In applying, there is an element of representation established on the part of the agent, John
Palumbo where he had represented to Ehsan Harvests geologist by directing him to a place
which John Palumbo believes to be within the approved application for prospecting.
The second element is reliance upon the presentation made by the agent. It must be established
that the third party relied on the statement made. If a principal creates the impression that an
agent is authorized but there is no actual authority, third parties are protected so long as they
have acted reasonably. This is termed as agency by estoppel or the doctrine of holding out,
where the principal will be stopped from denying the grant of authority if third parties have
changed their positions to the detriment in reliance on the representation made.
In the case of Freeman and Lockyer v. Backhurst Park Ltd, it was held that the company was
liable as it had represented this director as its Managing Director and third parties relied upon the
representation. It was stopped from denying his apparent authority.

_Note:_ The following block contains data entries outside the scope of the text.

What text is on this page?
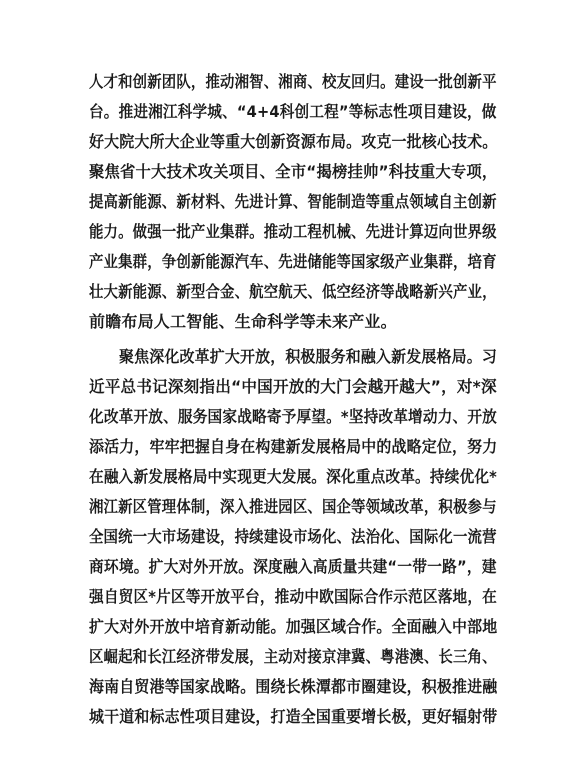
人才和创新团队，推动湘智、湘商、校友回归。建设一批创新平
台。推进湘江科学城、“4+4科创工程”等标志性项目建设，做
好大院大所大企业等重大创新资源布局。攻克一批核心技术。
聚焦省十大技术攻关项目、全市“揭榜挂帅”科技重大专项，
提高新能源、新材料、先进计算、智能制造等重点领域自主创新
能力。做强一批产业集群。推动工程机械、先进计算迈向世界级
产业集群，争创新能源汽车、先进储能等国家级产业集群，培育
壮大新能源、新型合金、航空航天、低空经济等战略新兴产业，
前瞻布局人工智能、生命科学等未来产业。
聚焦深化改革扩大开放，积极服务和融入新发展格局。习
近平总书记深刻指出“中国开放的大门会越开越大”，对*深
化改革开放、服务国家战略寄予厚望。*坚持改革增动力、开放
添活力，牢牢把握自身在构建新发展格局中的战略定位，努力
在融入新发展格局中实现更大发展。深化重点改革。持续优化*
湘江新区管理体制，深入推进园区、国企等领域改革，积极参与
全国统一大市场建设，持续建设市场化、法治化、国际化一流营
商环境。扩大对外开放。深度融入高质量共建“一带一路”，建
强自贸区*片区等开放平台，推动中欧国际合作示范区落地，在
扩大对外开放中培育新动能。加强区域合作。全面融入中部地
区崛起和长江经济带发展，主动对接京津冀、粤港澳、长三角、
海南自贸港等国家战略。围绕长株潭都市圈建设，积极推进融
城干道和标志性项目建设，打造全国重要增长极，更好辐射带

In applying, Ehsan Harvest had relied on the statement made by John Palumbo and then proceeds
with an action to bring about a contract between Ehsan Harvest and the principal, Haidar Nik
Mat. It is clear that the statement made by John Palumbo had induced Ehsan Harvest to enter into
a contract with Haidar Nik Mat.

The third element is that there is an alteration on the part of the principal regarding to their
position due to the reliance. Even if the agent does act without authority, the principal may ratify
the transaction and accept liability on the transaction as negotiated. This may be expressed or
implied from the principals behavior. For example, if the agent had purported to act in a number
of situations and the principal has knowingly acquiesced, the failure to notify all concerned of
the agents lack of authority is an implied ratification to those transactions and an implied grant
of authority for future transactions of a similar nature.

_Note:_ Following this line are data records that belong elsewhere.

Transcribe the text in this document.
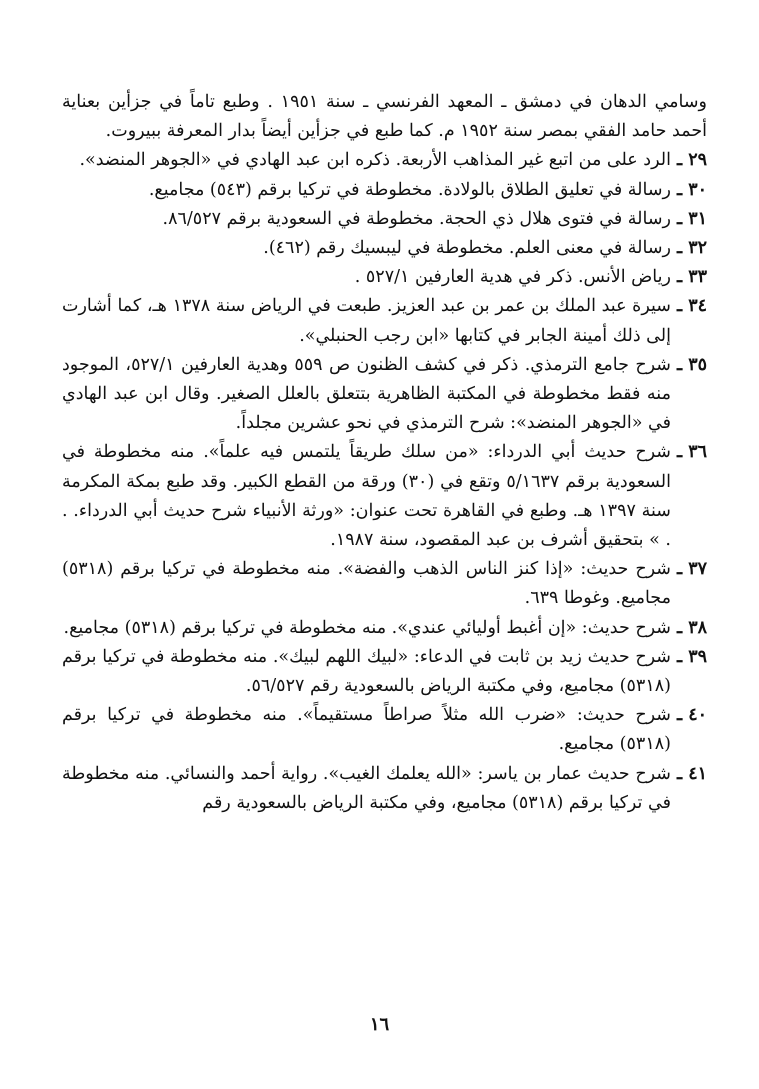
وسامي الدهان في دمشق ـ المعهد الفرنسي ـ سنة ١٩٥١ . وطبع تاماً في جزأين بعناية أحمد حامد الفقي بمصر سنة ١٩٥٢ م. كما طبع في جزأين أيضاً بدار المعرفة ببيروت.

٢٩ ـ
الرد على من اتبع غير المذاهب الأربعة. ذكره ابن عبد الهادي في «الجوهر المنضد».
٣٠ ـ
رسالة في تعليق الطلاق بالولادة. مخطوطة في تركيا برقم (٥٤٣) مجاميع.
٣١ ـ
رسالة في فتوى هلال ذي الحجة. مخطوطة في السعودية برقم ٨٦/٥٢٧.
٣٢ ـ
رسالة في معنى العلم. مخطوطة في ليبسيك رقم (٤٦٢).
٣٣ ـ
رياض الأنس. ذكر في هدية العارفين ٥٢٧/١ .
٣٤ ـ
سيرة عبد الملك بن عمر بن عبد العزيز. طبعت في الرياض سنة ١٣٧٨ هـ، كما أشارت إلى ذلك أمينة الجابر في كتابها «ابن رجب الحنبلي».
٣٥ ـ
شرح جامع الترمذي. ذكر في كشف الظنون ص ٥٥٩ وهدية العارفين ٥٢٧/١، الموجود منه فقط مخطوطة في المكتبة الظاهرية بتتعلق بالعلل الصغير. وقال ابن عبد الهادي في «الجوهر المنضد»: شرح الترمذي في نحو عشرين مجلداً.
٣٦ ـ
شرح حديث أبي الدرداء: «من سلك طريقاً يلتمس فيه علماً». منه مخطوطة في السعودية برقم ٥/١٦٣٧ وتقع في (٣٠) ورقة من القطع الكبير. وقد طبع بمكة المكرمة سنة ١٣٩٧ هـ. وطبع في القاهرة تحت عنوان: «ورثة الأنبياء شرح حديث أبي الدرداء. . . » بتحقيق أشرف بن عبد المقصود، سنة ١٩٨٧.
٣٧ ـ
شرح حديث: «إذا كنز الناس الذهب والفضة». منه مخطوطة في تركيا برقم (٥٣١٨) مجاميع. وغوطا ٦٣٩.
٣٨ ـ
شرح حديث: «إن أغبط أوليائي عندي». منه مخطوطة في تركيا برقم (٥٣١٨) مجاميع.
٣٩ ـ
شرح حديث زيد بن ثابت في الدعاء: «لبيك اللهم لبيك». منه مخطوطة في تركيا برقم (٥٣١٨) مجاميع، وفي مكتبة الرياض بالسعودية رقم ٥٦/٥٢٧.
٤٠ ـ
شرح حديث: «ضرب الله مثلاً صراطاً مستقيماً». منه مخطوطة في تركيا برقم (٥٣١٨) مجاميع.
٤١ ـ
شرح حديث عمار بن ياسر: «الله يعلمك الغيب». رواية أحمد والنسائي. منه مخطوطة في تركيا برقم (٥٣١٨) مجاميع، وفي مكتبة الرياض بالسعودية رقم
١٦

We submit that the principal, Haidar Nik Mat consciously knew about the contract made by
Ehsan Harvest and John Palumbo who had acted as agent on his behalf. Haidar Nik Mat did not
deny his liability on Johns action. Therefore he had impliedly allows Johns act. Fact of the case
showed that Haidar Nik Mat had ratified the contract by allowing such. In addition, Haidar Nik
Mat can be held liable even if it was the agent, John Palumbo who committed the fraud. The
leading case is Llyod v Grace, Smith & Co [1912] AC716,HL where it was held that a principal
is liable for the fraud committed by his agent acting within the scope of authority although the
fraud is committed for the benefit of the agent.

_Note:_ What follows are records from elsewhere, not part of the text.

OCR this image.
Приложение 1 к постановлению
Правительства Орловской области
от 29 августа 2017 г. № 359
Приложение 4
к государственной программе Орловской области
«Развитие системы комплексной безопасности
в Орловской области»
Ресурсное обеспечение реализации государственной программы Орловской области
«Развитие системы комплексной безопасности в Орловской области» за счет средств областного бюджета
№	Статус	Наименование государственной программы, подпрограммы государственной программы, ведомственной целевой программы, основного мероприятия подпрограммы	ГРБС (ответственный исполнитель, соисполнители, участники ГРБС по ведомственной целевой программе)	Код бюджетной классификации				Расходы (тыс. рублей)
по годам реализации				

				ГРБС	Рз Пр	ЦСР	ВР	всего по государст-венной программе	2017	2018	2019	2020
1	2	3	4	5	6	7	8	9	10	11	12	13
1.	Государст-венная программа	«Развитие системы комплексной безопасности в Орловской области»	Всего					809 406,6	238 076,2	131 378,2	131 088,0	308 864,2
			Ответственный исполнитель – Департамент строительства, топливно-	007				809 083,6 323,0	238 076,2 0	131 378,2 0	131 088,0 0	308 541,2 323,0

Since all the three elements outlined by Slate J in Rama Corporation Ltd v Proved Tin and
General Investment Ltd is established in the present case, therefore it can be concluded that John
Palumbo is an agent of Haidar Nik Mat and for that reason they are jointly liable.

If I can be of no further assistance to the court, I shall now yield the floor to my co-counsel to
proceed with the respondents submission. I thanked the court for its time and indulgence.